军医的意思是寒气入体导致的高热,给开了药,可一碗药灌下去,和热度却是丝毫不退,且有愈演愈烈之势。
待祖大寿回来,吴三桂的头顶都热得开始冒烟了,再请军医来看,却是束手无策,这才想到了皇帝会不会带着药。
当王家栋出现在屋门口时,祖大寿悬着的心终于落了地,千恩万谢得看着王家栋将药丸拿出来,再让军医看同之前所用有无冲突相克之处。
“如何呀?”祖大寿刚落地的心又被吊了起来,可千万别冲突了,不然吴三桂可真要没救了。
“无妨,可以用!”军医再三确认,才又将药丸还给王家栋,“快给吴将军服下。”
“取水化开,先服一半,一个时辰后再服另一半。”王家栋仔细交代,“若能退下去便无事,若还退不下,两个时辰后再服一整颗。”
“是,多谢王公公!”祖大寿接过两颗药丸,感激说道。
“不必谢奴婢,是陛下恩泽!”王家栋说完,看了床榻上的吴三桂一眼,继而转身离开了屯所。
“快,快给他用药!”祖大寿慌忙让人取水来,看着药灌了下去,又亲自守在床榻边才定心。
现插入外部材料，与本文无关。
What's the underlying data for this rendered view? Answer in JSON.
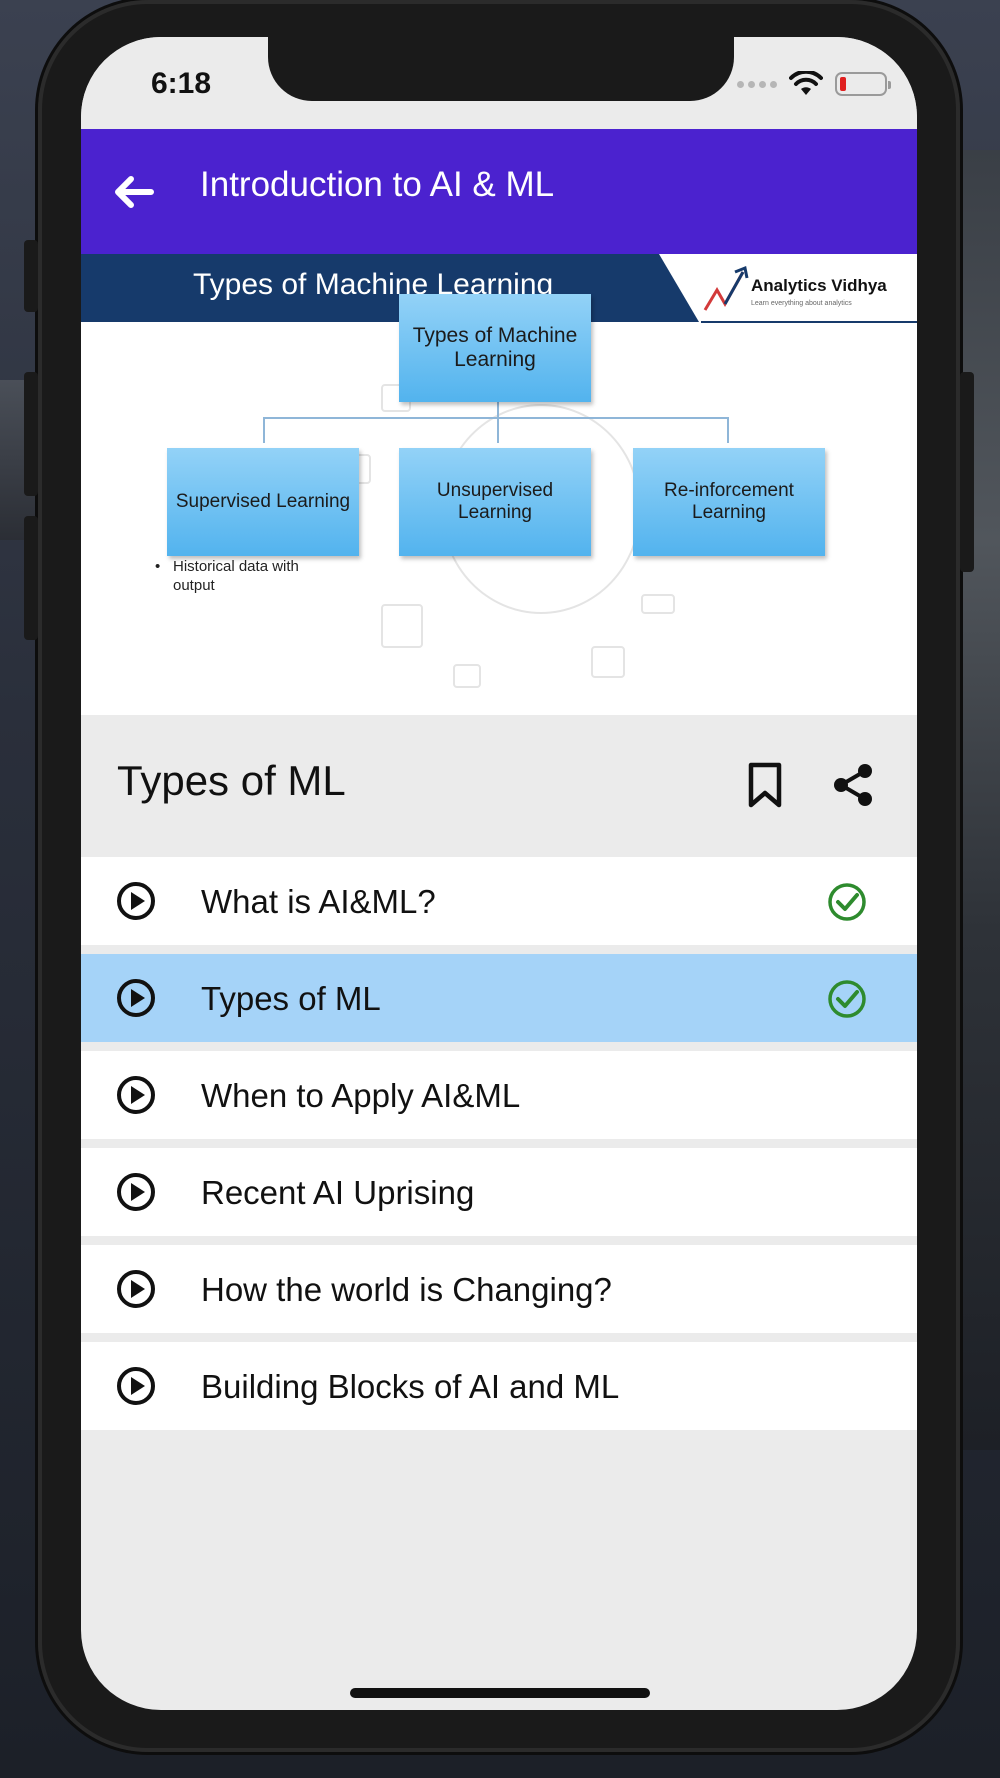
{
  "status_bar": {
    "time": "6:18"
  },
  "header": {
    "title": "Introduction to AI & ML",
    "back_icon": "arrow-left-icon"
  },
  "slide": {
    "band_title": "Types of Machine Learning",
    "logo_name": "Analytics Vidhya",
    "logo_tagline": "Learn everything about analytics",
    "root_box": "Types of Machine Learning",
    "child_boxes": [
      "Supervised Learning",
      "Unsupervised Learning",
      "Re-inforcement Learning"
    ],
    "bullet": "Historical data with output"
  },
  "lesson": {
    "title": "Types of ML",
    "bookmark_icon": "bookmark-icon",
    "share_icon": "share-icon"
  },
  "lessons": [
    {
      "label": "What is AI&ML?",
      "completed": true,
      "active": false
    },
    {
      "label": "Types of ML",
      "completed": true,
      "active": true
    },
    {
      "label": "When to Apply AI&ML",
      "completed": false,
      "active": false
    },
    {
      "label": "Recent AI Uprising",
      "completed": false,
      "active": false
    },
    {
      "label": "How the world is Changing?",
      "completed": false,
      "active": false
    },
    {
      "label": "Building Blocks of AI and ML",
      "completed": false,
      "active": false
    }
  ],
  "colors": {
    "header_bg": "#4b22cf",
    "active_row": "#a5d3f8",
    "check_green": "#2e8b2e",
    "slide_band": "#163a6b"
  }
}
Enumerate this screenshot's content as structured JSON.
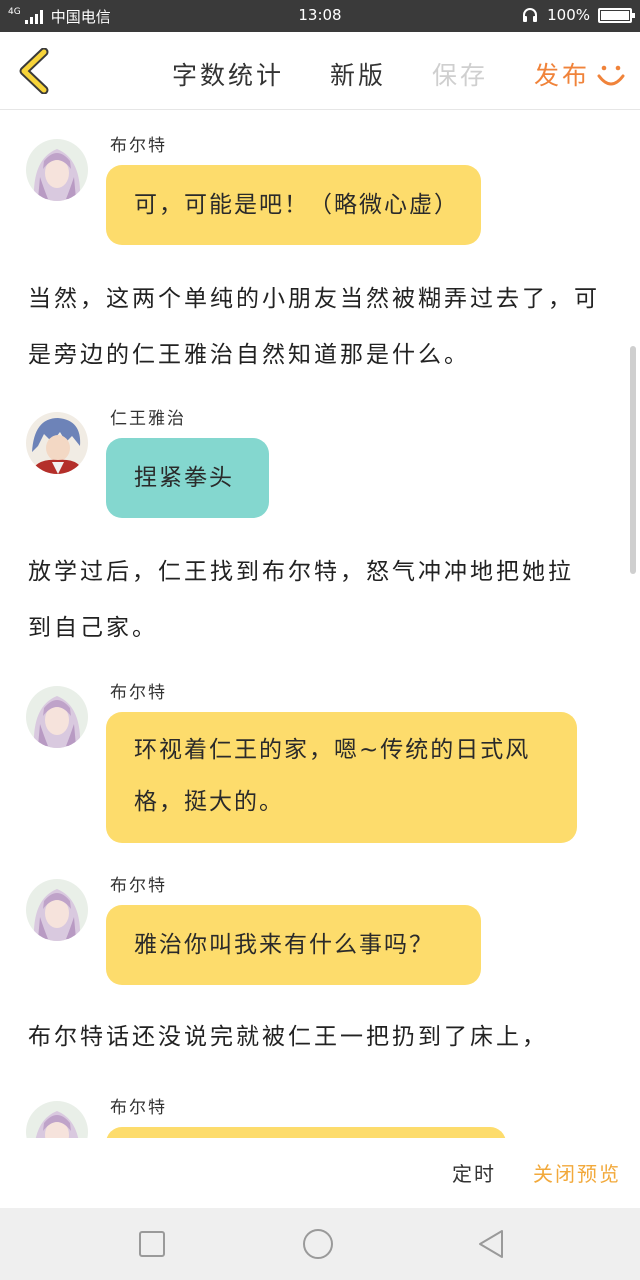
{
  "status_bar": {
    "network": "4G",
    "carrier": "中国电信",
    "time": "13:08",
    "battery": "100%",
    "icons": [
      "signal-icon",
      "headset-icon",
      "battery-icon"
    ]
  },
  "toolbar": {
    "word_count": "字数统计",
    "new_version": "新版",
    "save": "保存",
    "publish": "发布",
    "icons": [
      "back-chevron-icon",
      "smile-icon"
    ]
  },
  "messages": [
    {
      "kind": "chat",
      "speaker": "布尔特",
      "text": "可，可能是吧！（略微心虚）",
      "color": "#fddc6c"
    },
    {
      "kind": "narration",
      "lines": [
        "当然，这两个单纯的小朋友当然被糊弄过去了，可",
        "是旁边的仁王雅治自然知道那是什么。"
      ]
    },
    {
      "kind": "chat",
      "speaker": "仁王雅治",
      "text": "捏紧拳头",
      "color": "#84d7cf"
    },
    {
      "kind": "narration",
      "lines": [
        "放学过后，仁王找到布尔特，怒气冲冲地把她拉",
        "到自己家。"
      ]
    },
    {
      "kind": "chat",
      "speaker": "布尔特",
      "lines": [
        "环视着仁王的家，嗯~传统的日式风",
        "格，挺大的。"
      ],
      "color": "#fddc6c"
    },
    {
      "kind": "chat",
      "speaker": "布尔特",
      "text": "雅治你叫我来有什么事吗？",
      "color": "#fddc6c"
    },
    {
      "kind": "narration",
      "lines": [
        "布尔特话还没说完就被仁王一把扔到了床上，"
      ]
    },
    {
      "kind": "chat",
      "speaker": "布尔特",
      "text": "",
      "color": "#fddc6c"
    }
  ],
  "bottom_actions": {
    "timer": "定时",
    "close_preview": "关闭预览"
  },
  "nav_bar": {
    "icons": [
      "square-recent-icon",
      "circle-home-icon",
      "triangle-back-icon"
    ]
  }
}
另一边,洪承畴心中激荡久久无法平息,他只要一闭上眼,就能看见陛下气势非凡得同皇太极对谈。
这样的陛下,他从未见过啊!
大明有此君主,必定能再次中兴,山河永固,将不再只是一个期望!
洪承畴抑制不住得热泪盈眶,他翻身而起,点了灯烛,铺了纸笔。
“横秋看剑气,跃马渡金波。坐策连云骑,亲挥指日戈。”
洪承畴一气呵成,又定定得看着这几句诗良久,继而满足得叹了一口气。
大明山河千疮百孔,他经常忧虑得辗转难眠,流贼在中原起起复复,建奴时不时就寇关劫掠,朝廷政策朝令夕改。
可是今日,他胸中突然又燃起了希望,大明,有救了!
“彦演,可休息了?”
洪承畴正要吹灭灯烛,听到声音不由诧异,走去开门问道:“杨阁老?这么晚了,怎么你也还没歇息?”
门外的正是杨嗣昌,他面露愁苦,摇了摇头说道:“我...睡不着啊!”
洪承畴想到白日的事,自然明白杨嗣昌在担心什么,苦笑一声,侧身道:“进来说吧!”